La légion d’honneur relève d’une proposition par un tiers, lui-même titulaire de la distinction. En général, son refus se manifeste par l’absence du récipiendaire à la cérémonie.

Le gouvernement a critiqué la position de l’économiste

Son porte-parole, Stéphane Le Foll a estimé que c’était le choix de Thomas Piketty. « Il essaye de donner quelques conseils, ça fait partie du débat », a-t-il dit. Le secrétaire d’Etat à la Réforme de l’Etat et à la simplification, Thierry Mandon pense, pour sa part que la grande réforme prônée par Thomas Piketty était « inapplicable, car elle est tellement compliquée, tellement globale et a de tels effets de redistribution entre les Français que, si on la faisait, il y aurait une protestation généralisée ». Mais il ajoute : « c'est au gouvernement de distinguer les méritants », considérant la décision  de l’économiste «  plutôt politique ».

Sur la forme, la secrétaire d'État chargée du Numérique Axelle Lemaire a critiqué la décision de l’économiste : « on peut refuser sans forcément le dire dans une dépêche AFP un1er janvier », a-t-elle déclaré. Elle pense que l’économiste « confond le fait qu'une Légion d'honneur c'est une récompense pour un mérite qui est reconnu par la Nation et pas une adhésion à une politique économique d'un gouvernement ».

Jadis proche du Parti socialiste (PS), et soutien du futur président François Hollande en 2012, Thomas Piketty, connaît un rayonnement mondial en 2014 avec son livre qui traite des inégalités et du capitalisme patrimonial, vendu à plus de 1,5 million d’exemplaires.
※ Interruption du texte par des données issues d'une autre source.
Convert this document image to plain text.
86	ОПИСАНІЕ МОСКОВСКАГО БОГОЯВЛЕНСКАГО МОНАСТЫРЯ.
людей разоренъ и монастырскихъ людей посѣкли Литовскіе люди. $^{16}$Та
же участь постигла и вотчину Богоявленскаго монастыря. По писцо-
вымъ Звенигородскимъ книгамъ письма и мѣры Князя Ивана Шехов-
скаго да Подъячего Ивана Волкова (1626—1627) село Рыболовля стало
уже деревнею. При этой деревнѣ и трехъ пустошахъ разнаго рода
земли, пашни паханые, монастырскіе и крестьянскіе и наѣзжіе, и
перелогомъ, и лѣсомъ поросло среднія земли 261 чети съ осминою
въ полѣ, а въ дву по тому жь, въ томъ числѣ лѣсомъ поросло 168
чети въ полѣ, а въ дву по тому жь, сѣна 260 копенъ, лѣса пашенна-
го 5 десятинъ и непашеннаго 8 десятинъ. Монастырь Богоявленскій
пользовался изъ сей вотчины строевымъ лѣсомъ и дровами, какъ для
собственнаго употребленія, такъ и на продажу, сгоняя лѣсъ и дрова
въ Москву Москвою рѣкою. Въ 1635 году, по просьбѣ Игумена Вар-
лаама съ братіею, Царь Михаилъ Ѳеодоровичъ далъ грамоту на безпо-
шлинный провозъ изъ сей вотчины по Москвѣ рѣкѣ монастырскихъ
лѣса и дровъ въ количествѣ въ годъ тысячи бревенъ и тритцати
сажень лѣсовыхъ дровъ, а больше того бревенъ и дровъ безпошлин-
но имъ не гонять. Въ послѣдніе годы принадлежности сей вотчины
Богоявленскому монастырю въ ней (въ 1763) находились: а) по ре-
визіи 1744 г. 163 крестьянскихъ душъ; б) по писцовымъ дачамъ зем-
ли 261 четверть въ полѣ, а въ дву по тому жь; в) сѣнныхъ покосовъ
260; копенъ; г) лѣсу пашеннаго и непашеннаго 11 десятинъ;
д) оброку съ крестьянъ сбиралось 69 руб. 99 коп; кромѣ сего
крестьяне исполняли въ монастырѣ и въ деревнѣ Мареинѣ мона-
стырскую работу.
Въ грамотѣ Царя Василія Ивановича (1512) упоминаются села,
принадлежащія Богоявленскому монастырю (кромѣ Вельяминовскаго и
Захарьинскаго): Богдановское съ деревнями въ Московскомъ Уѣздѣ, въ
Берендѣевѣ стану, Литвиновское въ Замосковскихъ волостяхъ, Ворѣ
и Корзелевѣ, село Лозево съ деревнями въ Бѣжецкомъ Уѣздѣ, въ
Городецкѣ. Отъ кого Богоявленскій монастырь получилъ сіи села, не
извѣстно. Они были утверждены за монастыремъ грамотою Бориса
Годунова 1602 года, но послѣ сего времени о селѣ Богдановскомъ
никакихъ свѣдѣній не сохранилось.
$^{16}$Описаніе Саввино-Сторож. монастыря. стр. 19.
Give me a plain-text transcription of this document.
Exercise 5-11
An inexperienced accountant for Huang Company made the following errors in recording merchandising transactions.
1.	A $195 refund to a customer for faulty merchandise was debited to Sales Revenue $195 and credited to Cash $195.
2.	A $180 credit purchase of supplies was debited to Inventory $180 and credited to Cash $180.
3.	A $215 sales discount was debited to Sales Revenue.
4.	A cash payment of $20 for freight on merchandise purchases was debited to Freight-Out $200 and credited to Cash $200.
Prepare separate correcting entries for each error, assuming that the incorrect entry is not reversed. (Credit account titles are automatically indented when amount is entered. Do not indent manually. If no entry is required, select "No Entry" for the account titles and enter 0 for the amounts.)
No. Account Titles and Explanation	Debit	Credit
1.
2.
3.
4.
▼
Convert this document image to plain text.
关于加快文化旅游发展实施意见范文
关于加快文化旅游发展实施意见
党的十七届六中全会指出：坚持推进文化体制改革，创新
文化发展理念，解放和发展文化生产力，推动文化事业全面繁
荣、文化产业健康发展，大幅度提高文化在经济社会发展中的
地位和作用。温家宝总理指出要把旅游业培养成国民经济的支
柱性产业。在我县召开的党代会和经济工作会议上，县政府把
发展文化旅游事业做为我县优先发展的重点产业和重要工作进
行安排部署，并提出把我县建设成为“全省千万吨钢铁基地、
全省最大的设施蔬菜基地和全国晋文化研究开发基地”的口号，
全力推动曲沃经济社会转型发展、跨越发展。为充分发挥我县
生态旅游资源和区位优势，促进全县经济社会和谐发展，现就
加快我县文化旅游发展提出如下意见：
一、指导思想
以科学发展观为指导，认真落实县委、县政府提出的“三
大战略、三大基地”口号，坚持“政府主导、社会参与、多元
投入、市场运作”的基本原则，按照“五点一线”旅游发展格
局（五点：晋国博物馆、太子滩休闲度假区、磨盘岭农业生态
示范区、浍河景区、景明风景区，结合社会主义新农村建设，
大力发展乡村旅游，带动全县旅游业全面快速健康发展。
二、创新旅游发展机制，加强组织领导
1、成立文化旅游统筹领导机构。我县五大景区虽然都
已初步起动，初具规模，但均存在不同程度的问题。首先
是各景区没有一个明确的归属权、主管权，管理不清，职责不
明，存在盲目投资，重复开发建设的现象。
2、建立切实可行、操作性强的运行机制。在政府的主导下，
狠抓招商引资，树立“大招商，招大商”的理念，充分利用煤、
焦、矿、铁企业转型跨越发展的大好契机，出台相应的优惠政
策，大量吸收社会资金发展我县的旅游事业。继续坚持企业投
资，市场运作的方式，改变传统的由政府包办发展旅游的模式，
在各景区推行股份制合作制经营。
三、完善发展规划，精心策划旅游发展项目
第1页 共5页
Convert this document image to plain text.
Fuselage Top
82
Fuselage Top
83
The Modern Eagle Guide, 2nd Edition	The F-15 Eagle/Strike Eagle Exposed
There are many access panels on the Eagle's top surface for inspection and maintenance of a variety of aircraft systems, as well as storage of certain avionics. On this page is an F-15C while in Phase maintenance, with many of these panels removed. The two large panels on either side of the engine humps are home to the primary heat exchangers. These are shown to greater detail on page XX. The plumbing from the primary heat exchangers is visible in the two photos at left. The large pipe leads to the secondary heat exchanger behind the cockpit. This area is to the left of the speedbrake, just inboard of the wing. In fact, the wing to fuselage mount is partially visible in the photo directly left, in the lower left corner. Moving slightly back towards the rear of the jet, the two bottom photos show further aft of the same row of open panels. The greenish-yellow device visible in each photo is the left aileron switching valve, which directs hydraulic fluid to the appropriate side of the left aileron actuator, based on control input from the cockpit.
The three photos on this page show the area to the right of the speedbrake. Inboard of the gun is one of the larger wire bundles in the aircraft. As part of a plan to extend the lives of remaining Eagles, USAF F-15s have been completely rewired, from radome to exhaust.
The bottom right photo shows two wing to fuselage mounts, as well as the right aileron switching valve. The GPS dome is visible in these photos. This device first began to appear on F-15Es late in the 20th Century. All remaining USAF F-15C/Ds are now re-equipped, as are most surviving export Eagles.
Les idées de Thomas Piketty ont nourri le PS notamment sur les questions fiscales, avant de connaître un retentissement international aux Etats-Unis et en Grande-Bretagne.                                                                              

Grand chancelier de la Légion d’honneur, le général Jean-Louis Georgelin  regrette le refus de l’économiste, jugeant qu’il ne s’agissait que d’une péripétie dans les deux siècles de son histoire ». Thomas Piketty faisait partie de 690 personnalités promues.

Avant Thomas Piketty, les anciens ministres Pierre Messmer, Philippe Seguin, les écrivains Simone de Beauvoir, Jean Paul Sartre, Albert Camus, les scientifiques Pierre et Marie Curie, les chanteurs Georges Brassens, l’abbé Pierre et bien d’autres, ont décliné la Légion d’honneur.                                                             

 Thomas Piketty, 43 ans,  enseigne à la MIT de Cambridge, et à l’école d’économie de Paris, dans les universités américaines. Son best-seller, « Capital au XXIè siècle » est un pavé de près de 700 pages.